Blue Car is a 2002 American drama film directed and written by Karen Moncrieff. It was the first film she directed and wrote.[2] The film stars David Strathairn, Agnes Bruckner, Margaret Colin, and Frances Fisher.
Blue Car | |
---|---|
![]() Theatrical release poster | |
Directed by | Karen Moncrieff |
Written by | Karen Moncrieff |
Produced by | Peer J. Oppenheimer Amy Sommer David Waters |
Starring | David Strathairn Agnes Bruckner Margaret Colin Frances Fisher |
Cinematography | Rob Sweeney |
Edited by | Toby Yates |
Music by | Adam Gorgoni |
Distributed by | Miramax Films |
Release dates |
|
Running time | 96 minutes |
Country | United States |
Language | English |
Budget | < $500,000[1] |
Megan is a teenage gifted writer living in the Dayton, Ohio area. She has been abandoned by her father and neglected by her mother, who works 12-hour days and goes to school at night, leaving Megan to babysit her younger sister, Lily. The girls' father does not pay child support, causing financial strain in the household.
Lily has serious emotional problems; she cuts herself, refuses to eat, and speaks about becoming an angel. After being checked into the psychiatric ward of a hospital, Lily kills herself by jumping out of an open window as she tries to "fly". Meg finds solace in her English teacher, Mr. Auster, who claims he is passionate about writing a novel. He becomes a comfort to Megan, and encourages her to enter a poetry contest, which is later followed by one-on-one poetry tutoring.
After winning the local round of the competition, Megan wants to compete at the finals in Florida during spring break. With her mother unable and unwilling to fund the trip, Megan resorts to stealing and is barely able to make it to Florida.
A closer, pseudo-sexual relationship develops between Megan and Mr. Auster. The two run into each other outside the hotel that is hosting the poetry competition and go to a hotel room, where Megan reluctantly has sex with Mr. Auster, who stops after realizing that she is not comfortable with the situation. After this, Megan realizes that Mr. Auster has not written a novel at all, and that it was all just a ruse to impress her. After writing and delivering a brand new poem subtly denouncing Mr. Auster, Megan walks out of the competition. Later, back home, she decides to live with her father, riding away with him in his blue car.
Karen Moncrieff wrote the screenplay for the film thinking it would not be produced because it was so "uncommercial", but it won the Nicholl Fellowship from the Academy of Motion Picture Arts and Sciences in 1998.[3]
Blue Car was filmed in Dayton, Ohio during June of 2001.[1] Filming took 20 days.[3]
Blue Car premiered at the 2002 Sundance Film Festival.[4] It was acquired by Miramax for one million dollars and given a limited theatrical release on May 2, 2003.[5] It also screened at the Toronto Film Festival.[3]
Blue Car was released on DVD on October 14, 2003 in the United States and Canada.[6]
On review aggregator website Rotten Tomatoes, the film has an approval rating of 81% based on 89 reviews.
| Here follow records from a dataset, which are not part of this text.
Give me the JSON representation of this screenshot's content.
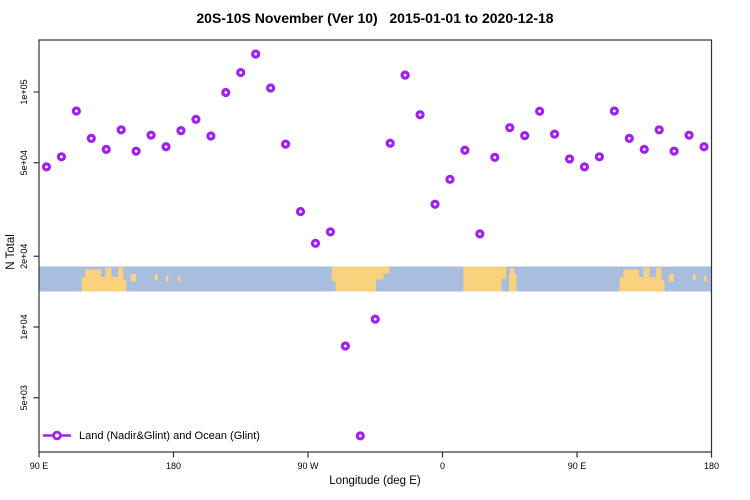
{
  "figure": {
    "background": "#ffffff",
    "border_color": "#333333"
  },
  "chart_data": {
    "type": "scatter",
    "title": "20S-10S November (Ver 10)   2015-01-01 to 2020-12-18",
    "xlabel": "Longitude (deg E)",
    "ylabel": "N Total",
    "y_scale": "log",
    "ylim": [
      2900,
      170000
    ],
    "x_axis": {
      "note": "longitude axis runs eastward from 90E, wrapping 450 degrees",
      "range_axis_deg": [
        90,
        540
      ],
      "ticks": [
        {
          "u": 90,
          "label": "90 E"
        },
        {
          "u": 180,
          "label": "180"
        },
        {
          "u": 270,
          "label": "90 W"
        },
        {
          "u": 360,
          "label": "0"
        },
        {
          "u": 450,
          "label": "90 E"
        },
        {
          "u": 540,
          "label": "180"
        }
      ]
    },
    "y_axis": {
      "ticks": [
        {
          "value": 100000,
          "label": "1e+05"
        },
        {
          "value": 50000,
          "label": "5e+04"
        },
        {
          "value": 20000,
          "label": "2e+04"
        },
        {
          "value": 10000,
          "label": "1e+04"
        },
        {
          "value": 5000,
          "label": "5e+03"
        }
      ]
    },
    "legend": {
      "label": "Land (Nadir&Glint) and Ocean (Glint)",
      "marker": "open-circle-on-line",
      "position": "bottom-left"
    },
    "series": [
      {
        "name": "Land (Nadir&Glint) and Ocean (Glint)",
        "color": "#A020F0",
        "marker": "open-circle",
        "points": [
          [
            95,
            48000
          ],
          [
            105,
            53000
          ],
          [
            115,
            83000
          ],
          [
            125,
            63500
          ],
          [
            135,
            57000
          ],
          [
            145,
            69000
          ],
          [
            155,
            56000
          ],
          [
            165,
            65500
          ],
          [
            175,
            58500
          ],
          [
            185,
            68500
          ],
          [
            195,
            76500
          ],
          [
            205,
            65000
          ],
          [
            215,
            99500
          ],
          [
            225,
            121000
          ],
          [
            235,
            145000
          ],
          [
            245,
            104000
          ],
          [
            255,
            60000
          ],
          [
            265,
            31000
          ],
          [
            275,
            22700
          ],
          [
            285,
            25400
          ],
          [
            295,
            8300
          ],
          [
            305,
            3440
          ],
          [
            315,
            10800
          ],
          [
            325,
            60500
          ],
          [
            335,
            118000
          ],
          [
            345,
            80000
          ],
          [
            355,
            33300
          ],
          [
            365,
            42500
          ],
          [
            375,
            56500
          ],
          [
            385,
            24900
          ],
          [
            395,
            52700
          ],
          [
            405,
            70500
          ],
          [
            415,
            65200
          ],
          [
            425,
            82800
          ],
          [
            435,
            66200
          ],
          [
            445,
            51900
          ],
          [
            455,
            48000
          ],
          [
            465,
            53000
          ],
          [
            475,
            83000
          ],
          [
            485,
            63500
          ],
          [
            495,
            57000
          ],
          [
            505,
            69000
          ],
          [
            515,
            56000
          ],
          [
            525,
            65500
          ],
          [
            535,
            58500
          ]
        ]
      }
    ],
    "map_band": {
      "description": "world coastline strip for latitude band 20S-10S drawn across plot",
      "ocean_color": "#A9BEDE",
      "land_color": "#FAD27C",
      "land_segments": [
        [
          118.5,
          146.5,
          0.42,
          1.0
        ],
        [
          121.0,
          131.5,
          0.12,
          0.42
        ],
        [
          134.5,
          138.5,
          0.05,
          0.42
        ],
        [
          143.0,
          146.5,
          0.04,
          0.42
        ],
        [
          146.5,
          148.5,
          0.55,
          1.0
        ],
        [
          151.5,
          154.8,
          0.3,
          0.6
        ],
        [
          167.5,
          169.5,
          0.3,
          0.55
        ],
        [
          175.0,
          176.5,
          0.35,
          0.6
        ],
        [
          183.0,
          184.5,
          0.35,
          0.6
        ],
        [
          285.9,
          288.5,
          0.0,
          0.58
        ],
        [
          288.5,
          315.5,
          0.0,
          1.0
        ],
        [
          315.5,
          320.5,
          0.0,
          0.52
        ],
        [
          320.5,
          324.5,
          0.0,
          0.28
        ],
        [
          374.0,
          399.5,
          0.0,
          1.0
        ],
        [
          399.5,
          402.5,
          0.0,
          0.5
        ],
        [
          404.5,
          409.5,
          0.3,
          1.0
        ],
        [
          405.0,
          408.0,
          0.08,
          0.3
        ],
        [
          478.5,
          506.5,
          0.42,
          1.0
        ],
        [
          481.0,
          491.5,
          0.12,
          0.42
        ],
        [
          494.5,
          498.5,
          0.05,
          0.42
        ],
        [
          503.0,
          506.5,
          0.04,
          0.42
        ],
        [
          506.5,
          508.5,
          0.55,
          1.0
        ],
        [
          511.5,
          514.8,
          0.3,
          0.6
        ],
        [
          527.5,
          529.5,
          0.3,
          0.55
        ],
        [
          535.0,
          536.5,
          0.35,
          0.6
        ]
      ]
    }
  }
}
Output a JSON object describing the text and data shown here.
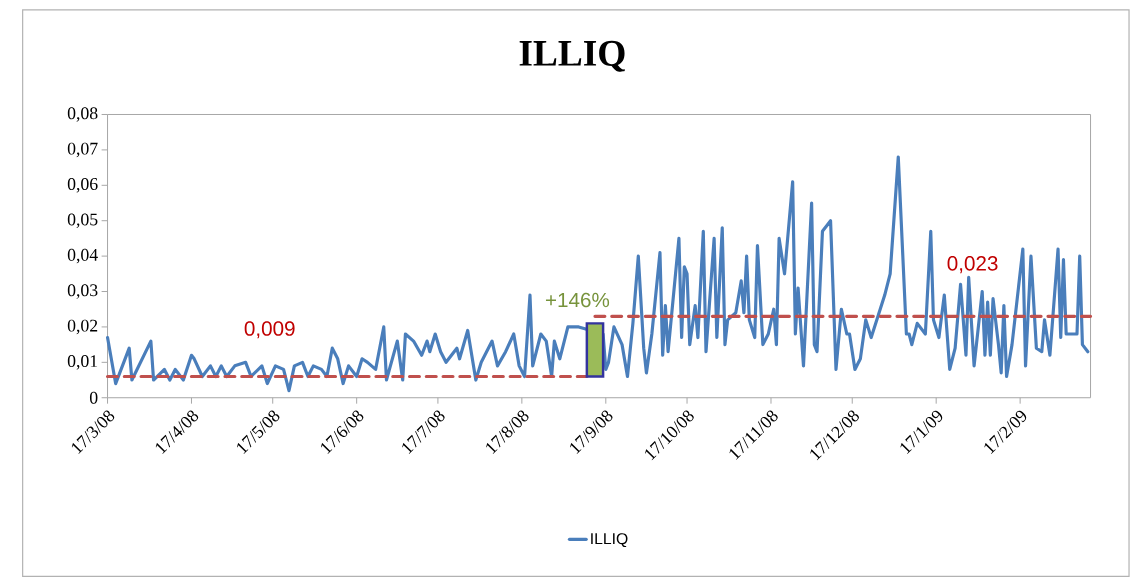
{
  "chart_data": {
    "type": "line",
    "title": "ILLIQ",
    "xlim": [
      "2008-03-17",
      "2009-03-15"
    ],
    "xticks": [
      {
        "value": "2008-03-17",
        "label": "17/3/08"
      },
      {
        "value": "2008-04-17",
        "label": "17/4/08"
      },
      {
        "value": "2008-05-17",
        "label": "17/5/08"
      },
      {
        "value": "2008-06-17",
        "label": "17/6/08"
      },
      {
        "value": "2008-07-17",
        "label": "17/7/08"
      },
      {
        "value": "2008-08-17",
        "label": "17/8/08"
      },
      {
        "value": "2008-09-17",
        "label": "17/9/08"
      },
      {
        "value": "2008-10-17",
        "label": "17/10/08"
      },
      {
        "value": "2008-11-17",
        "label": "17/11/08"
      },
      {
        "value": "2008-12-17",
        "label": "17/12/08"
      },
      {
        "value": "2009-01-17",
        "label": "17/1/09"
      },
      {
        "value": "2009-02-17",
        "label": "17/2/09"
      }
    ],
    "ylim": [
      0,
      0.08
    ],
    "yticks": [
      0,
      {
        "value": 0.01,
        "label": "0,01"
      },
      {
        "value": 0.02,
        "label": "0,02"
      },
      {
        "value": 0.03,
        "label": "0,03"
      },
      {
        "value": 0.04,
        "label": "0,04"
      },
      {
        "value": 0.05,
        "label": "0,05"
      },
      {
        "value": 0.06,
        "label": "0,06"
      },
      {
        "value": 0.07,
        "label": "0,07"
      },
      {
        "value": 0.08,
        "label": "0,08"
      }
    ],
    "legend": "bottom",
    "series": [
      {
        "name": "ILLIQ",
        "color": "#4a7ebb",
        "x": [
          "2008-03-17",
          "2008-03-20",
          "2008-03-25",
          "2008-03-26",
          "2008-04-02",
          "2008-04-03",
          "2008-04-07",
          "2008-04-09",
          "2008-04-11",
          "2008-04-14",
          "2008-04-17",
          "2008-04-18",
          "2008-04-21",
          "2008-04-24",
          "2008-04-26",
          "2008-04-28",
          "2008-04-30",
          "2008-05-03",
          "2008-05-07",
          "2008-05-09",
          "2008-05-13",
          "2008-05-15",
          "2008-05-18",
          "2008-05-21",
          "2008-05-23",
          "2008-05-25",
          "2008-05-28",
          "2008-05-30",
          "2008-06-01",
          "2008-06-04",
          "2008-06-06",
          "2008-06-08",
          "2008-06-10",
          "2008-06-12",
          "2008-06-14",
          "2008-06-17",
          "2008-06-19",
          "2008-06-21",
          "2008-06-24",
          "2008-06-27",
          "2008-06-28",
          "2008-07-02",
          "2008-07-04",
          "2008-07-05",
          "2008-07-08",
          "2008-07-11",
          "2008-07-13",
          "2008-07-14",
          "2008-07-16",
          "2008-07-18",
          "2008-07-20",
          "2008-07-24",
          "2008-07-25",
          "2008-07-28",
          "2008-07-31",
          "2008-08-02",
          "2008-08-06",
          "2008-08-08",
          "2008-08-11",
          "2008-08-14",
          "2008-08-16",
          "2008-08-18",
          "2008-08-20",
          "2008-08-21",
          "2008-08-24",
          "2008-08-26",
          "2008-08-28",
          "2008-08-29",
          "2008-08-31",
          "2008-09-03",
          "2008-09-05",
          "2008-09-07",
          "2008-09-16",
          "2008-09-17",
          "2008-09-18",
          "2008-09-20",
          "2008-09-23",
          "2008-09-25",
          "2008-09-27",
          "2008-09-29",
          "2008-10-01",
          "2008-10-02",
          "2008-10-04",
          "2008-10-07",
          "2008-10-08",
          "2008-10-09",
          "2008-10-10",
          "2008-10-14",
          "2008-10-15",
          "2008-10-16",
          "2008-10-17",
          "2008-10-18",
          "2008-10-20",
          "2008-10-21",
          "2008-10-23",
          "2008-10-24",
          "2008-10-27",
          "2008-10-28",
          "2008-10-30",
          "2008-10-31",
          "2008-11-01",
          "2008-11-04",
          "2008-11-06",
          "2008-11-07",
          "2008-11-08",
          "2008-11-09",
          "2008-11-11",
          "2008-11-12",
          "2008-11-14",
          "2008-11-16",
          "2008-11-18",
          "2008-11-19",
          "2008-11-20",
          "2008-11-22",
          "2008-11-25",
          "2008-11-26",
          "2008-11-27",
          "2008-11-29",
          "2008-12-02",
          "2008-12-03",
          "2008-12-04",
          "2008-12-06",
          "2008-12-09",
          "2008-12-11",
          "2008-12-13",
          "2008-12-15",
          "2008-12-16",
          "2008-12-18",
          "2008-12-20",
          "2008-12-22",
          "2008-12-24",
          "2008-12-29",
          "2008-12-31",
          "2009-01-03",
          "2009-01-06",
          "2009-01-07",
          "2009-01-08",
          "2009-01-10",
          "2009-01-13",
          "2009-01-15",
          "2009-01-16",
          "2009-01-18",
          "2009-01-20",
          "2009-01-22",
          "2009-01-24",
          "2009-01-26",
          "2009-01-28",
          "2009-01-29",
          "2009-01-31",
          "2009-02-03",
          "2009-02-04",
          "2009-02-05",
          "2009-02-06",
          "2009-02-07",
          "2009-02-09",
          "2009-02-10",
          "2009-02-11",
          "2009-02-12",
          "2009-02-14",
          "2009-02-18",
          "2009-02-19",
          "2009-02-21",
          "2009-02-23",
          "2009-02-25",
          "2009-02-26",
          "2009-02-28",
          "2009-03-03",
          "2009-03-04",
          "2009-03-05",
          "2009-03-06",
          "2009-03-10",
          "2009-03-11",
          "2009-03-12",
          "2009-03-14"
        ],
        "values": [
          0.017,
          0.004,
          0.014,
          0.005,
          0.016,
          0.005,
          0.008,
          0.005,
          0.008,
          0.005,
          0.012,
          0.011,
          0.006,
          0.009,
          0.006,
          0.009,
          0.006,
          0.009,
          0.01,
          0.006,
          0.009,
          0.004,
          0.009,
          0.008,
          0.002,
          0.009,
          0.01,
          0.006,
          0.009,
          0.008,
          0.006,
          0.014,
          0.011,
          0.004,
          0.009,
          0.006,
          0.011,
          0.01,
          0.008,
          0.02,
          0.005,
          0.016,
          0.005,
          0.018,
          0.016,
          0.012,
          0.016,
          0.013,
          0.018,
          0.013,
          0.01,
          0.014,
          0.011,
          0.019,
          0.005,
          0.01,
          0.016,
          0.009,
          0.013,
          0.018,
          0.009,
          0.006,
          0.029,
          0.009,
          0.018,
          0.016,
          0.006,
          0.016,
          0.011,
          0.02,
          0.02,
          0.02,
          0.018,
          0.008,
          0.01,
          0.02,
          0.015,
          0.006,
          0.021,
          0.04,
          0.014,
          0.007,
          0.018,
          0.041,
          0.012,
          0.026,
          0.013,
          0.045,
          0.017,
          0.037,
          0.035,
          0.015,
          0.026,
          0.017,
          0.047,
          0.013,
          0.045,
          0.017,
          0.048,
          0.015,
          0.022,
          0.024,
          0.033,
          0.024,
          0.04,
          0.022,
          0.017,
          0.043,
          0.015,
          0.018,
          0.025,
          0.015,
          0.045,
          0.035,
          0.061,
          0.018,
          0.031,
          0.009,
          0.055,
          0.015,
          0.013,
          0.047,
          0.05,
          0.008,
          0.025,
          0.018,
          0.018,
          0.008,
          0.011,
          0.022,
          0.017,
          0.029,
          0.035,
          0.068,
          0.018,
          0.018,
          0.015,
          0.021,
          0.018,
          0.047,
          0.022,
          0.017,
          0.029,
          0.008,
          0.014,
          0.032,
          0.012,
          0.034,
          0.009,
          0.03,
          0.012,
          0.027,
          0.012,
          0.028,
          0.015,
          0.007,
          0.026,
          0.006,
          0.015,
          0.042,
          0.009,
          0.04,
          0.014,
          0.013,
          0.022,
          0.012,
          0.042,
          0.017,
          0.039,
          0.018,
          0.018,
          0.04,
          0.015,
          0.013
        ]
      },
      {
        "type": "line",
        "color": "#c0504d",
        "line_style": "dashed",
        "x": [
          "2008-03-17",
          "2008-09-10"
        ],
        "values": [
          0.006,
          0.006
        ]
      },
      {
        "type": "line",
        "color": "#c0504d",
        "line_style": "dashed",
        "x": [
          "2008-09-13",
          "2009-03-15"
        ],
        "values": [
          0.023,
          0.023
        ]
      },
      {
        "type": "bar",
        "color": "#9bbb59",
        "x": [
          "2008-09-13"
        ],
        "base": [
          0.006
        ],
        "values": [
          0.015
        ]
      }
    ],
    "annotations": [
      "0,009",
      "+146%",
      "0,023"
    ]
  }
}
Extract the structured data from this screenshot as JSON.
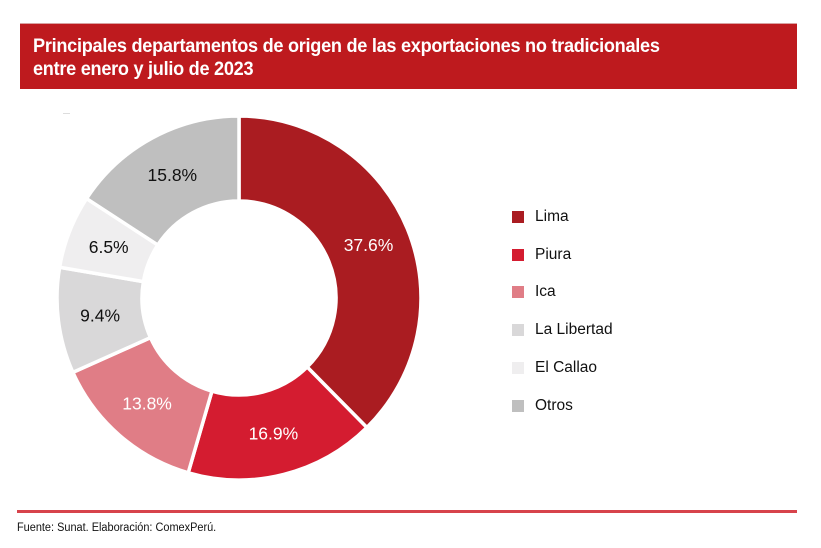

The website's critical consensus states that the film is "a cautionary tale that rings true."[7] On Metacritic, the film has a weighted average score of 76 out of 100, based on 31 critics, indicating "generally favorable reviews".[8]
In a positive review, Lisa Schwarzbaum of Entertainment Weekly compared Moncrieff to Scottish filmmaker Lynne Ramsay, writing "Each has a knockout storytelling voice and works with a raw, innately feminine strength that scrubs away the soapy film from sad sagas."[9] Much praise was given to David Strathairn's performance, with Stephen Holden of The New York Times writing his "complex, exquisitely nuanced portrayal of a man who goes over the line allows his character to be both hero and villain, sometimes at once."[2] Agnes Bruckner was also lauded for what many critics called a breakout performance.[2][10][11]
Holden added, "Although the movie revolves around the deepening student-teacher relationship, it is only one of many ambiguous connections placed under a microscope. [It] is fascinated by what the therapists nowadays call 'boundary issues,' and the film imagines how tempting it is for the more powerful person in a relationship, whether a teacher or a parent, to transgress those boundaries."[2]
Claudia Puig of USA Today wrote, "Primarily a character study, Blue Car has the feel of a novel in which the characters linger in one's memory well after the book has been read," and that the film "is like an unpolished sapphire, at once harshly realistic and resplendent."[11] The film was also New York's pick for "sleeper hit of the fall."[10]